ORIENTATION : MÉTRO, BOULOT… FOLIOS

Retour sur une formation donnée dans un établissement scolaire de Nice.

Avec la mise en concurrence des élèves engendrée par la plateforme Parcoursup, la question de l’orientation devient cruciale, en particulier au lycée.
Les collégien.ne.s et les lycéen.nes ont droit, respectivement, à 36 heures et 54 heures annuelles dédiées à l’orientation.
Deux « semaines de l’orientation » sont également prévues pour les lycéen.ne.s – leur mise en œuvre est très inégale selon les établissements.

La plupart des CIO ont fermé ; le nombre de PSY-EN est notoirement très insuffisant.
C’est donc aux professeurs principaux d’assurer l’essentiel de l’accompagnement à l’orientation.
Une tâche complexe: nous nous sentons, pour beaucoup, incompétent.e.s dans ce domaine, et souvent, en lycée, nous n’avons pas d’heures de classe dédoublées.

Sans surprise, les familles les plus aisées se tournent donc vers des coachs en orientation privés.

Qu’à cela ne tienne ! La plateforme FOLIOS va résoudre ces difficultés !

FOLIOS? De quoi s’agit-il?

Accessible via l’ENT de son établissement, ou via https://folios.onisep.fr/, cette plateforme est une superbe usine à gaz.

Les élèves sont invités à y compléter leur CV, et à y stocker dans leur espace les ressources qu’ils ont consultées.

Les enseignant.e.s, de leur côté, sont censés envoyer aux élèves des ressources sélectionnées dans le catalogue de séquences proposées par FOLIOS, ou élaborées par eux-mêmes.
Il leur est également possible d’imprimer les séquences proposées sur la plateforme ou conçus par eux-mêmes sur FOLIOS pour que les élèves travaillent en classe.

L’outil pose de nombreux problèmes

Une messagerie permet aux enseignant.e.s d’envoyer des documents ou des messages à leurs élèves – les personnels de direction peuvent implanter les classes de chaque enseignant.e dans FOLIOS.
Cependant, aucune notification n’est prévue, élèves et enseignant.e.s doivent impérativement se connecter à FOLIOS pour voir ces messages.
Et hop, une charge mentale supplémentaire!
À quand l’implant cérébral FOLIOS – auquel on adjoindra l’implant PRONOTE ?

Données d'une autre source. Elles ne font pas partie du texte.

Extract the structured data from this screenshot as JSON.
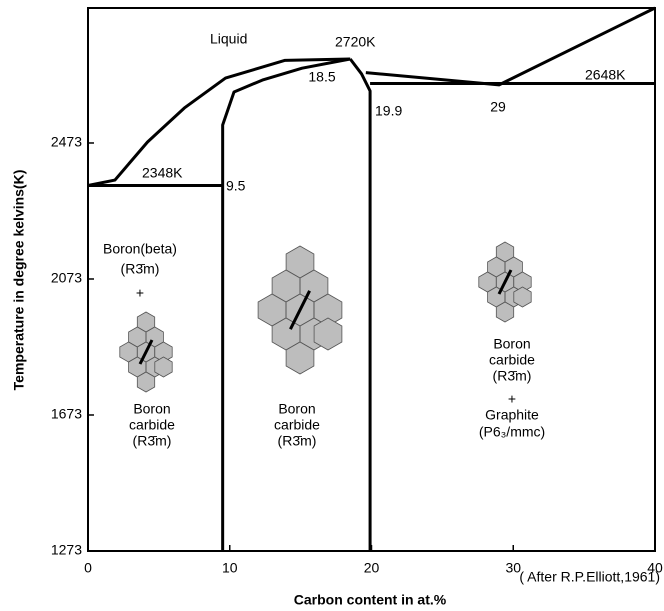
{
  "chart_data": {
    "type": "line",
    "xlabel": "Carbon content in at.%",
    "ylabel": "Temperature in degree kelvins(K)",
    "note": "( After R.P.Elliott,1961)",
    "xlim": [
      0,
      40
    ],
    "xticks": [
      0,
      10,
      20,
      30,
      40
    ],
    "ylim": [
      1273,
      2870
    ],
    "yticks": [
      1273,
      1673,
      2073,
      2473
    ],
    "series": [
      {
        "color": "#000000",
        "x": [
          0,
          1.9,
          4.2,
          6.8,
          9.7,
          13.9,
          18.5
        ],
        "y": [
          2348,
          2364,
          2476,
          2576,
          2664,
          2716,
          2720
        ]
      },
      {
        "color": "#000000",
        "x": [
          9.5,
          9.5,
          10.3,
          12.3,
          15.1,
          18.5
        ],
        "y": [
          1273,
          2526,
          2623,
          2658,
          2693,
          2720
        ]
      },
      {
        "color": "#000000",
        "x": [
          18.5,
          19.3,
          19.9,
          19.9
        ],
        "y": [
          2720,
          2676,
          2626,
          1273
        ]
      },
      {
        "color": "#000000",
        "x": [
          0,
          9.5
        ],
        "y": [
          2348,
          2348
        ]
      },
      {
        "color": "#000000",
        "x": [
          19.9,
          40
        ],
        "y": [
          2648,
          2648
        ]
      },
      {
        "color": "#000000",
        "x": [
          19.6,
          29,
          40
        ],
        "y": [
          2680,
          2644,
          2870
        ]
      }
    ],
    "annotations": [
      "Liquid",
      "2720K",
      "18.5",
      "19.9",
      "2648K",
      "29",
      "2348K",
      "9.5"
    ],
    "region_labels": [
      [
        "Boron(beta)",
        "(R3̄m)",
        "+"
      ],
      [
        "Boron",
        "carbide",
        "(R3̄m)"
      ],
      [
        "Boron",
        "carbide",
        "(R3̄m)"
      ],
      [
        "Boron",
        "carbide",
        "(R3̄m)",
        "+",
        "Graphite",
        "(P6₃/mmc)"
      ]
    ]
  }
}
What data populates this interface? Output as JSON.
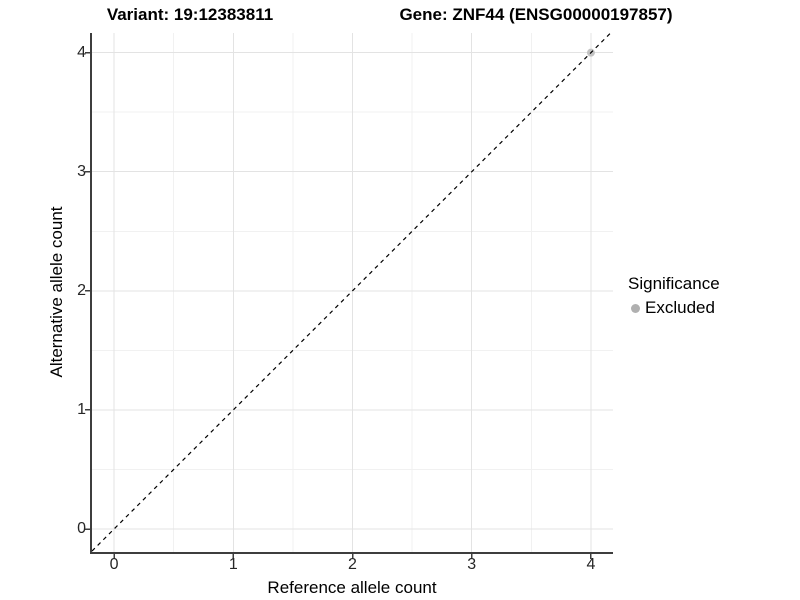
{
  "colors": {
    "background": "#ffffff",
    "grid_major": "#e3e3e3",
    "grid_minor": "#f1f1f1",
    "axis_line": "#3d3d3d",
    "tick_mark": "#3d3d3d",
    "tick_text": "#262626",
    "point_excluded": "#c3c3c3",
    "legend_dot": "#b0b0b0",
    "identity_line": "#000000"
  },
  "chart_data": {
    "type": "scatter",
    "title_left": "Variant: 19:12383811",
    "title_right": "Gene: ZNF44 (ENSG00000197857)",
    "xlabel": "Reference allele count",
    "ylabel": "Alternative allele count",
    "xlim": [
      -0.185,
      4.185
    ],
    "ylim": [
      -0.193,
      4.165
    ],
    "x_ticks": [
      0,
      1,
      2,
      3,
      4
    ],
    "y_ticks": [
      0,
      1,
      2,
      3,
      4
    ],
    "x_minor_ticks": [
      0.5,
      1.5,
      2.5,
      3.5
    ],
    "y_minor_ticks": [
      0.5,
      1.5,
      2.5,
      3.5
    ],
    "grid": true,
    "points": [
      {
        "x": 4,
        "y": 4,
        "significance": "Excluded"
      }
    ],
    "reference_line": {
      "type": "identity",
      "equation": "y = x",
      "style": "dashed"
    },
    "legend": {
      "title": "Significance",
      "position": "right",
      "items": [
        {
          "label": "Excluded"
        }
      ]
    }
  }
}
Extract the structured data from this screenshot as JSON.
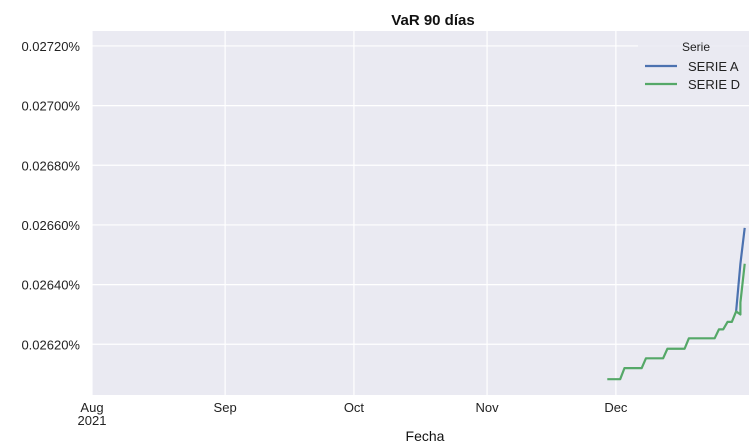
{
  "chart_data": {
    "type": "line",
    "title": "VaR 90 días",
    "xlabel": "Fecha",
    "ylabel": "",
    "x_axis": {
      "ticks": [
        {
          "date": "2021-08-01",
          "label": "Aug",
          "sublabel": "2021"
        },
        {
          "date": "2021-09-01",
          "label": "Sep",
          "sublabel": ""
        },
        {
          "date": "2021-10-01",
          "label": "Oct",
          "sublabel": ""
        },
        {
          "date": "2021-11-01",
          "label": "Nov",
          "sublabel": ""
        },
        {
          "date": "2021-12-01",
          "label": "Dec",
          "sublabel": ""
        }
      ],
      "range": [
        "2021-08-01",
        "2021-12-31"
      ]
    },
    "y_axis": {
      "ticks": [
        {
          "value": 0.0262,
          "label": "0.02620%"
        },
        {
          "value": 0.0264,
          "label": "0.02640%"
        },
        {
          "value": 0.0266,
          "label": "0.02660%"
        },
        {
          "value": 0.0268,
          "label": "0.02680%"
        },
        {
          "value": 0.027,
          "label": "0.02700%"
        },
        {
          "value": 0.0272,
          "label": "0.02720%"
        }
      ],
      "ylim": [
        0.02603,
        0.02725
      ]
    },
    "grid": true,
    "background": "#eaeaf2",
    "legend": {
      "title": "Serie",
      "placement": "top-right"
    },
    "series": [
      {
        "name": "SERIE A",
        "color": "#4c72b0",
        "points": [
          [
            "2021-12-29",
            0.02631
          ],
          [
            "2021-12-30",
            0.02647
          ],
          [
            "2021-12-31",
            0.02659
          ]
        ]
      },
      {
        "name": "SERIE D",
        "color": "#55a868",
        "points": [
          [
            "2021-11-29",
            0.026083
          ],
          [
            "2021-12-02",
            0.026083
          ],
          [
            "2021-12-03",
            0.02612
          ],
          [
            "2021-12-07",
            0.02612
          ],
          [
            "2021-12-08",
            0.026153
          ],
          [
            "2021-12-12",
            0.026153
          ],
          [
            "2021-12-13",
            0.026185
          ],
          [
            "2021-12-17",
            0.026185
          ],
          [
            "2021-12-18",
            0.02622
          ],
          [
            "2021-12-24",
            0.02622
          ],
          [
            "2021-12-25",
            0.02625
          ],
          [
            "2021-12-26",
            0.02625
          ],
          [
            "2021-12-27",
            0.026275
          ],
          [
            "2021-12-28",
            0.026275
          ],
          [
            "2021-12-29",
            0.02631
          ],
          [
            "2021-12-30",
            0.0263
          ],
          [
            "2021-12-30",
            0.02634
          ],
          [
            "2021-12-31",
            0.02647
          ]
        ]
      }
    ]
  }
}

FOLIOS constitue un bel outil de surveillance généralisée.
Les enseignant.e.s peuvent surveiller ce que leurs élèves font dans leur espace, quels documents ceux-ci stockent.
Les PSY-EN ont également accès à l’espace de chaque élève, mais aussi par les CPE et les documentalistes – pas sûr que cette liste soit exhaustive.
Par ailleurs, en observant les espaces des élèves, de nombreux acteurs et actrices de l’Education nationale peuvent se faire une idée du travail des profs principaux… c’est préoccupant.

Une charge de travail accrue

Plus de travail pour les enseignant.e.s

FOLIOS est loin d’être ergonomique, sa prise en main n’est pas évidente.
Même si des capsules vidéo existent sur YouTube, l’outil requiert beaucoup de bonne volonté de la part des adultes comme des ados.

Du côté des enseignant.e.s, il s’agira de construire des séquences, mais aussi de vérifier que les élèves accomplissent les tâches qu’on leur donne à faire.
Il est très probable qu’il faudra aussi les relancer régulièrement, pour ce qui est des activités à faire en autonomie.

Ajoutons que FOLIOS n’est actuellement pas adapté aux smartphones, ce qui est problématique pour les élèves.

La même page, affichée sur un smartphone.

Et plus de travail pour les élèves

Côté élèves, l’outil engendre une charge mentale.
FOLIOS, ce sont aussi des tâches supplémentaires pouvant surgir n’importe quand, transformant le réel en partie de Tetris permanente.


Une situation dont les adultes eux-mêmes souffrent – cela a été le cas pour le collègues de lettres qui corrigeaient les écrits de français en juin 2021, et qui, croyant avoir fini leur paquet, ont découvert qu’ « on » leur en avait ajouté.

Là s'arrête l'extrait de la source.